I think you’re confusing annual price increases with profit margins. If you’re already making a 39% margin, and your costs go up 2%, then increasing your prices by 2% keeps your margins the same.
Michael’s article described changes that have taken place in the last few decades, not in one year! The compounded price increases that I have described, which may (or may not) have moderated in recent years, still result in massive price increases, much more than the inflation rate. These have created situations in which 39% profits are possible. The disruption which is necessary is to get these profits down and make the entire cost/profit/price formula transparent to the content generator and user.
You were referring to Michael’s comment above, where he talked about current annual price increases, not historical ones over the past decade. 2-5% is described as “the new normal”, which implies a previous state that was different.
And let’s be clear, not every publisher makes profits in that range.
Michael’s article profiles the disruptions that have take place since 1991 – that was my reference point. The annual profits that I have referred to are a product of long term price abuse. Of course, not every publisher makes profits in that range, but many of the larger commercial ones do. My plea is for greater transparency in the economic model. Profits are necessary to support growth and investment, but not at the levels that many publishers charge.
Publishers are businesses. It’s not in their best interest to explain their pricing models, or to accommodate lower pricing for the public good. The more valuable the content, the higher the price. Libraries are really feeling that pain. That is why I think disruption might come in the form of community peer review and publication using open source technologies, if that community can figure out how to keep peer review timely and high quality. Thoughts?
It seems to me the question concerns both what journals do and the notion of disruption.

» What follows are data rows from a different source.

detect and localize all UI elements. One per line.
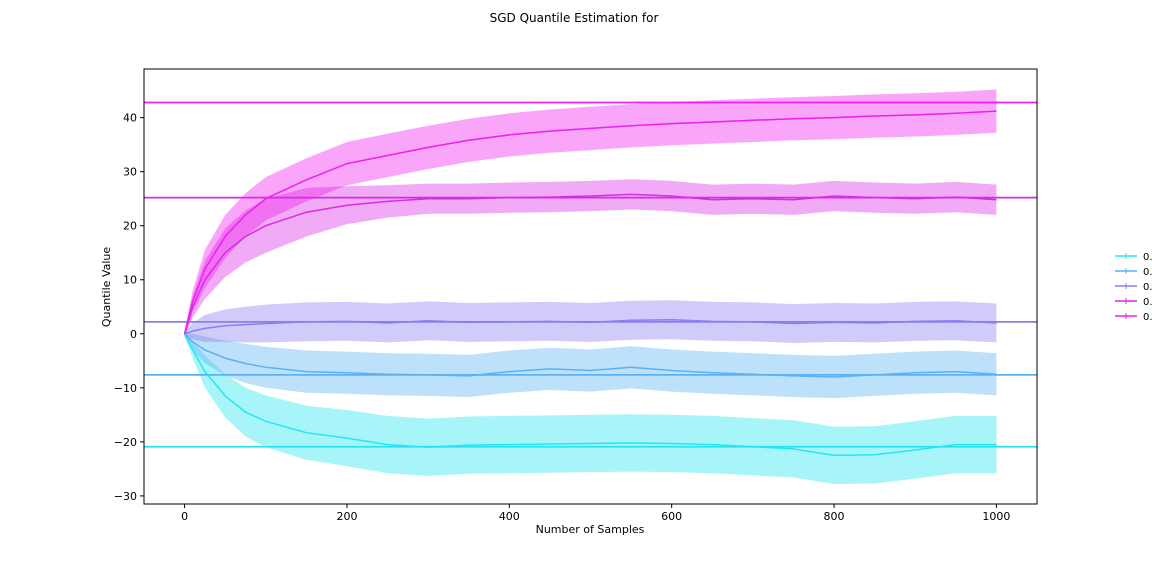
y-tick-label-0: 0 — [130, 328, 137, 341]
legend-label-3: 0. — [1143, 297, 1152, 308]
x-tick-label-200: 200 — [336, 510, 357, 523]
y-axis-ticks: −30 −20 −10 0 10 20 30 40 — [114, 112, 144, 503]
error-bands — [184, 89, 997, 484]
x-axis-label: Number of Samples — [536, 523, 645, 536]
x-tick-label-600: 600 — [661, 510, 682, 523]
error-band-0 — [184, 331, 997, 484]
plot-frame — [143, 68, 1038, 505]
y-tick-label--10: −10 — [114, 382, 137, 395]
y-tick-label-40: 40 — [123, 112, 137, 125]
x-tick-label-0: 0 — [181, 510, 188, 523]
y-tick-label--30: −30 — [114, 490, 137, 503]
true-quantile-lines — [144, 101, 1037, 448]
error-band-4 — [184, 89, 997, 337]
y-tick-label-10: 10 — [123, 274, 137, 287]
x-axis-ticks: 0 200 400 600 800 1000 — [181, 504, 1010, 523]
chart-title: SGD Quantile Estimation for — [490, 11, 659, 25]
y-tick-label-30: 30 — [123, 166, 137, 179]
estimate-line-3 — [183, 193, 997, 335]
legend-label-0: 0. — [1143, 252, 1152, 263]
estimate-lines — [183, 110, 997, 457]
legend-label-1: 0. — [1143, 267, 1152, 278]
y-tick-label--20: −20 — [114, 436, 137, 449]
estimate-line-2 — [184, 318, 997, 335]
estimate-line-4 — [183, 110, 997, 334]
estimate-line-1 — [184, 333, 997, 378]
error-band-1 — [184, 331, 997, 399]
y-axis-label: Quantile Value — [100, 247, 113, 327]
x-tick-label-800: 800 — [824, 510, 845, 523]
x-tick-label-400: 400 — [499, 510, 520, 523]
estimate-line-0 — [183, 333, 997, 457]
legend: 0. 0. 0. 0. 0. — [1115, 252, 1152, 323]
error-band-3 — [184, 179, 997, 337]
legend-label-2: 0. — [1143, 282, 1152, 293]
legend-label-4: 0. — [1143, 312, 1152, 323]
x-tick-label-1000: 1000 — [982, 510, 1010, 523]
y-tick-label-20: 20 — [123, 220, 137, 233]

The former regarding what they do is addressed but disruption takes money. The fact remains that it takes a lot of money to disrupt any established market and even as large as the combined revenues of Elsevier, Wiley, T&F and Springer are there really is not a enough money to be made to justify the costs associated with disruption. Elsevier that evil empire only makes $25 billion per year and that is chicken feed when compared to GM’s $105 Billion.
Elsevier’s revenues haven’t quite reached $25bn a year. Last year they were £2.07bn, or $3.17bn at an exchange rate of $1.53 to sterling.
You can find details in the annual report on page 11 at: http://www.relx.com/investorcentre/reports%202007/Documents/2015/relxgroup_ar_2015.pdf
You might also note the comments of the negotiators of this week’s deal in the UK with Elsevier:
Paul Feldman, CEO of Jisc, said: ‘Jisc Collections’ analysis shows that over the course of our previous agreement, Elsevier research articles have been of excellent quality at a price per accessible article below the average for the agreements that Jisc Collections negotiates with other publishers. https://www.researchinformation.info/news/elsevier-unveils-jisc-collaboration
For transparency, I work for Elsevier’s parent company.